Owen retired after 18 years and Christenson jumped at the opportunity to take over. Officially, The Daily Grind reopened in conjunction with the start of the spring semester on January 16. Before then, Christenson prepared a few new touches to the coffeehouse, though the biggest change won’t be found on the menu board.

“In my prior life, I did project management. One of them was ‘change management,’” he said. “How do you engage the community to better understand what customer needs are? We’ve heard that students want to have this place open until 11 p.m. That’s kind of an expensive thing. But if we can figure out a way by working with students ... What does that mean? Does that mean just a study space?  Does that mean you want full service? Coffee? Grab and go?

“Maybe we can try something creative. Maybe we have a student here who is doing their homework and is here to make sure everything runs OK. Maybe people come grab what they want, we have plenty of grab-and-go capacity here. Maybe we have some healthy snacks, maybe a microwave available to heat up sandwiches. We’ll have to see, but before I go too far into that, we’ll talk to students, and I don’t know what that will look like.”

What Christenson is certain of is that there will be minimal changes to the Grind’s menu. He will import some vegan items from Lokal, where everything is made by hand, including the mustard, which is sugar-free. His bread is sourdough and thus low-gluten and he offers an array of gluten-free items. Meticulous about the ingredients he uses, Christenson even travels to another state to purchase his flour. He also may deal with a few different vendors than previously employed.

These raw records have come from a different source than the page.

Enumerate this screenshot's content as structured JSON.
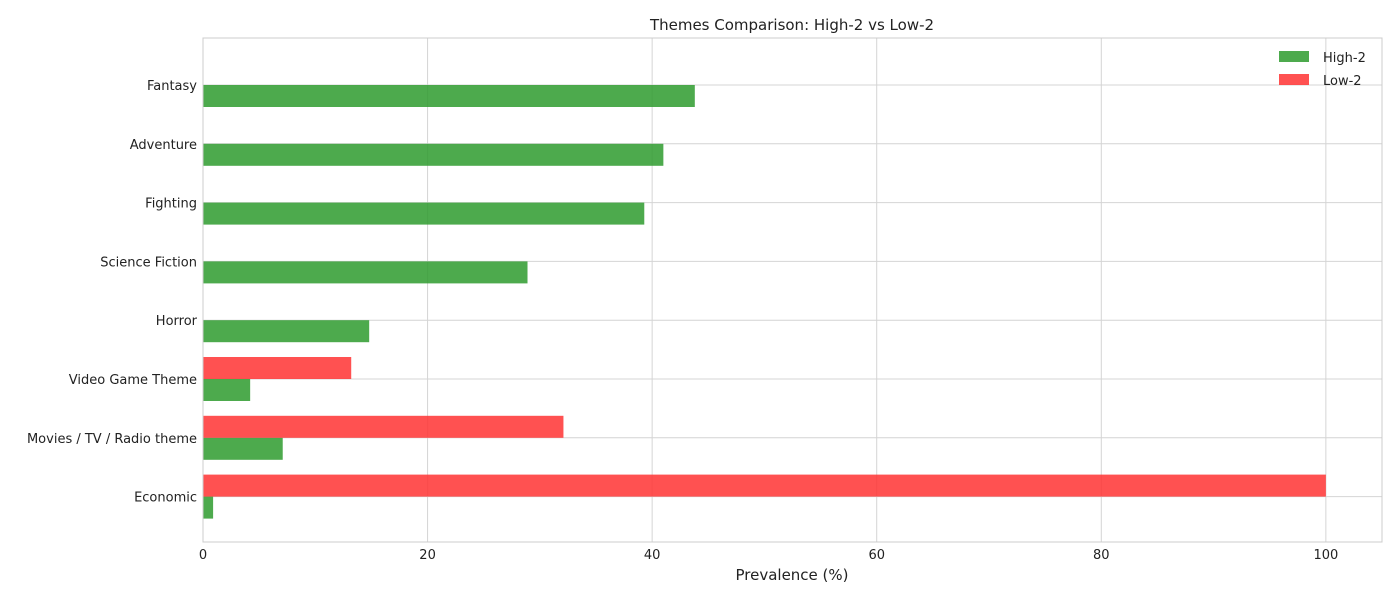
{
  "chart_data": {
    "type": "bar",
    "orientation": "horizontal",
    "title": "Themes Comparison: High-2 vs Low-2",
    "xlabel": "Prevalence (%)",
    "ylabel": "",
    "xlim": [
      0,
      105
    ],
    "xticks": [
      0,
      20,
      40,
      60,
      80,
      100
    ],
    "categories": [
      "Fantasy",
      "Adventure",
      "Fighting",
      "Science Fiction",
      "Horror",
      "Video Game Theme",
      "Movies / TV / Radio theme",
      "Economic"
    ],
    "series": [
      {
        "name": "High-2",
        "color": "#2e9b2e",
        "values": [
          43.8,
          41.0,
          39.3,
          28.9,
          14.8,
          4.2,
          7.1,
          0.9
        ]
      },
      {
        "name": "Low-2",
        "color": "#ff3333",
        "values": [
          0,
          0,
          0,
          0,
          0,
          13.2,
          32.1,
          100.0
        ]
      }
    ],
    "grid": true,
    "legend": "top-right"
  }
}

“Fundamentally, however, things are not going to change,” he said.

Christenson came to food service in an unconventional manner. He worked in a number of health care industries in the United States and abroad, including in Switzerland. Later, he attended school in Italy, where he learned slow-cooking, baking and gelato-making from a host of respected chefs. After that, he worked at a restaurant near Parma that he joked was the antitheses of slow, healthy eating.

When he and his wife moved to Virginia to be near their parents, Christenson took over BerryBody yogurt shop before transforming it into Lokal around three years ago.

“The idea was we would do this healthy food,” he said. “We’ve got yoga downstairs, space for meetings, and we have a lot of community groups meet here. We’ve also become popular with student groups and professors. If you’re on that (Richmond Road) side of campus, it’s a healthy place to go.”

One of the components at Lokal is education and distributing information about what goes into the food people eat. Christenson plans to bring those types of classes to The Daily Grind. More students than ever are eating healthy, he said, and he wants to promote that philosophy as much as possible.

“Food is so critical in how people take care of themselves,” he said. “In general, the amount of cancer in the United States is growing. The amount of diabetes and the amounts of sugar that people are eating, too. I’ve always known that if you eat healthily you can help to change that pattern in your own life.”